Be careful of digital legacies

Much is being made of digital legacies in the press once again, now that they are officially recognised by The Law Society protocol.  However, much confusion still reigns among the general public, with regard to what can actually be included within a digital legacy.

The whole point of a digital legacy is to leave specific instructions for your executors, for what to do with social media accounts and online bank accounts, as well as material including music and photographs.  Prepare a list now, detailing any online bank accounts or savings accounts, social media accounts and films, photos or music stored online.  In this way, your executors will be able to access everything much faster and easier, distributing assets and content in the way in which you requested.

It is NOT recommended that you store information regarding passwords and PIN numbers – particularly if they are needed to access sensitive financial information such as online bank accounts.
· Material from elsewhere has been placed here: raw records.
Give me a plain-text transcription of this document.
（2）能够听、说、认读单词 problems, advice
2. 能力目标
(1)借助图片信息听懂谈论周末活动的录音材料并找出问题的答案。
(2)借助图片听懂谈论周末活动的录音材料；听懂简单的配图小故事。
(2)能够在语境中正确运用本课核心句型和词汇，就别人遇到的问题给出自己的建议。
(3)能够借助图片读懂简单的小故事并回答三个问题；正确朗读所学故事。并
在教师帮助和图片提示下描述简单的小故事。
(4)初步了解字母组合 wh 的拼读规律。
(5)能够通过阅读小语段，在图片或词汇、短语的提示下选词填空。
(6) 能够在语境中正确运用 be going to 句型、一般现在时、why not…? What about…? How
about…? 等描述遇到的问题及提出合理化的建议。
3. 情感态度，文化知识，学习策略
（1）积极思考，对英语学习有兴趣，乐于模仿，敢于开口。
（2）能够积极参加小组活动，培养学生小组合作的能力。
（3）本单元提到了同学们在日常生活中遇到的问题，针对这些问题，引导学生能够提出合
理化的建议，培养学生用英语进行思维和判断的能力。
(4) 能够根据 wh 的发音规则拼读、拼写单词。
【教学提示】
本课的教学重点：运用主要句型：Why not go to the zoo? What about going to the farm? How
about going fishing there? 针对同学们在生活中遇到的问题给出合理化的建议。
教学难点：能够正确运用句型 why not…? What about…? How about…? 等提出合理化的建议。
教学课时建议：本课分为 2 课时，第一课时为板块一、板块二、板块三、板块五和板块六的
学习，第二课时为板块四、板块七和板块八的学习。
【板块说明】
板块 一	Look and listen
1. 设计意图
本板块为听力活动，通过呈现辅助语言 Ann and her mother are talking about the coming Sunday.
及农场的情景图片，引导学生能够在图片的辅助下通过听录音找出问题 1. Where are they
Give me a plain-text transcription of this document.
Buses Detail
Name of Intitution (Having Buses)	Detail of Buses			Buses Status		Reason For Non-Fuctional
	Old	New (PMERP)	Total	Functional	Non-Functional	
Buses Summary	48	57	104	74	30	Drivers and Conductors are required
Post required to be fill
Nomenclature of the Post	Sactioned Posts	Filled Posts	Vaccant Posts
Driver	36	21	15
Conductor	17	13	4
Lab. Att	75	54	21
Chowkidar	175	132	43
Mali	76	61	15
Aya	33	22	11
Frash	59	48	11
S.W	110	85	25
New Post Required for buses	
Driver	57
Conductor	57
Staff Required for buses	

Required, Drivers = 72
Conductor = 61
Indeed, should the executor tap into any of your accounts using these details, they will then become liable for prosecution under the Computer Misuse Act 1990.

What I would like to emphasise however, is that although a person who is now deceased may have purchased online copies of songs, films or artwork, they did not purchase the copyright.  This means that copyright still belongs to the artist and that it cannot therefore be sold to anyone else.

Online material and accounts may now form part of our everyday life, but this does not mean that they can be treated in the same way as any  physical assets which the deceased person leaves behind.

Digital legacies – what are they?

The term “digital legacy” has recently come to light following a well publicised battle by Hollywood actor Bruce Willis to include the alleged thousands of dollars’ worth of iTunes material he has collected, as part of his Will.
 
In the good old days, record collections – whether valuable or not, were often left to specific beneficiaries. However, we now of course tend not to have vinyl in our collection, but sound files which we download from sites including iTunes.
 
However, what many people still fail to appreciate is that although we have spent often a considerable amount of money on purchasing this music or these films online, the material still doesn’t belong to us. Apple in particular states that although we have paid our money, they are still “on loan” to us and therefore, we cannot pass the material on to our beneficiaries, in the event of our death.
 
This public battle is certain to encourage changes in probate law both in the UK and the US, as surely, these sites cannot continue to legitimately and deliberately confuse the term “purchase” with its actual meaning in context here: “pay to borrow”. This in turn may lead to the birth of the concept “digital legacy”.